Cream Soda, Cinnamon, Butterscotch Candy, Fig Preserves
alt: 1650-1900 MASL
According to the Tanzania Coffee Board, coffee was first introduced to Tanzania in the foothills of Mt. Kilimanjaro in 1898. Today, the northern areas of Moshi and Arusha (at the base of Mt. Meru) and the southern area of Mbeya are known for producing some of the best quality in the country. While 90% of Tanzania’s coffee is produced by smallholder farmers, some large estates exist in the north owned and operated by European families and corporations.
In January of 2018, the Tanzania government made dramatic and sudden regulation changes that threw the Tanzanian coffee industry into disarray. Before the changes, private buyers and exporters could participate in the market, but the new regulations stipulated that only cooperatives (known as AMCOS: Agricultural Marketing Cooperative Societies) could buy cherry and parchment. As a result, farmers scrambled to organize into AMCOS, some with centralized washing stations, some doing farm/home-processed coffee.

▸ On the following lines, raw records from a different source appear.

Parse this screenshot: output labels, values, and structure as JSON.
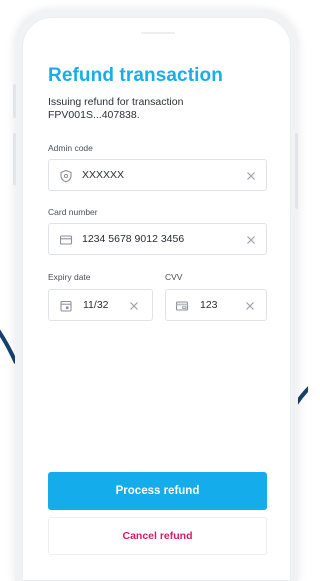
{
  "page": {
    "title": "Refund transaction",
    "subtitle": "Issuing refund for transaction FPV001S...407838."
  },
  "fields": {
    "admin_code": {
      "label": "Admin code",
      "value": "XXXXXX",
      "icon": "shield-icon"
    },
    "card_number": {
      "label": "Card number",
      "value": "1234 5678 9012 3456",
      "icon": "credit-card-icon"
    },
    "expiry_date": {
      "label": "Expiry date",
      "value": "11/32",
      "icon": "calendar-icon"
    },
    "cvv": {
      "label": "CVV",
      "value": "123",
      "icon": "card-back-icon"
    }
  },
  "actions": {
    "primary_label": "Process refund",
    "secondary_label": "Cancel refund"
  },
  "colors": {
    "accent": "#14acea",
    "danger": "#d81b60",
    "decor_curve": "#16406f"
  }
}
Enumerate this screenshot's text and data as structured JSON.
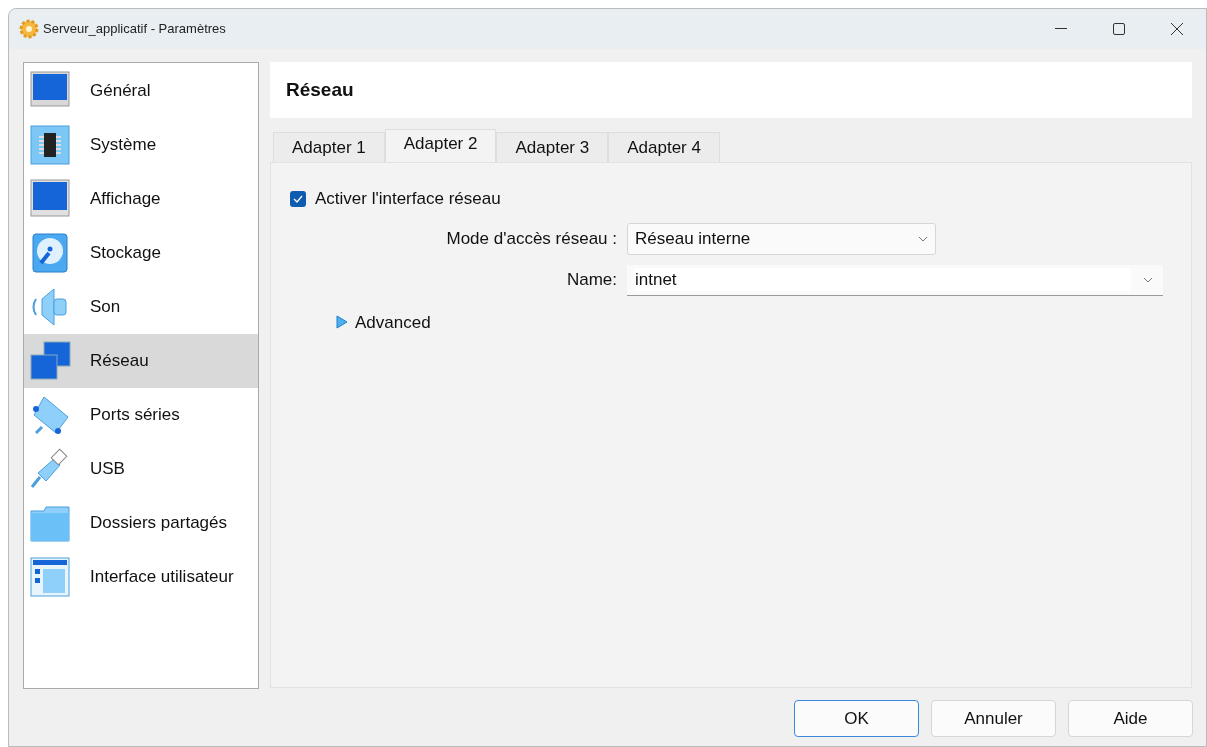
{
  "window": {
    "title": "Serveur_applicatif - Paramètres"
  },
  "sidebar": {
    "items": [
      {
        "label": "Général",
        "selected": false
      },
      {
        "label": "Système",
        "selected": false
      },
      {
        "label": "Affichage",
        "selected": false
      },
      {
        "label": "Stockage",
        "selected": false
      },
      {
        "label": "Son",
        "selected": false
      },
      {
        "label": "Réseau",
        "selected": true
      },
      {
        "label": "Ports séries",
        "selected": false
      },
      {
        "label": "USB",
        "selected": false
      },
      {
        "label": "Dossiers partagés",
        "selected": false
      },
      {
        "label": "Interface utilisateur",
        "selected": false
      }
    ]
  },
  "page": {
    "title": "Réseau"
  },
  "tabs": [
    {
      "label": "Adapter 1",
      "selected": false
    },
    {
      "label": "Adapter 2",
      "selected": true
    },
    {
      "label": "Adapter 3",
      "selected": false
    },
    {
      "label": "Adapter 4",
      "selected": false
    }
  ],
  "enable": {
    "label": "Activer l'interface réseau",
    "checked": true
  },
  "attached": {
    "label": "Mode d'accès réseau :",
    "value": "Réseau interne"
  },
  "name": {
    "label": "Name:",
    "value": "intnet"
  },
  "advanced": {
    "label": "Advanced",
    "expanded": false
  },
  "buttons": [
    {
      "label": "OK",
      "default": true
    },
    {
      "label": "Annuler",
      "default": false
    },
    {
      "label": "Aide",
      "default": false
    }
  ]
}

This lot of Illoma AA was produced by the 450 smallholder farmers of the Iloma AMCOS in Songwe, Mbeya. Farmers deliver cherry to the washing station in the late afternoon and pulping runs into the evening. After pulping, the coffee parchment is separated by density into three different fermentation tanks. The coffee is then fermented for 24-48 hours, rinsed in washing channels, and dried on raised beds for 11-14 days. This past year, adding a Penagos Ecopulper reduced the number of members needed to manage the washing station from 46 to 16.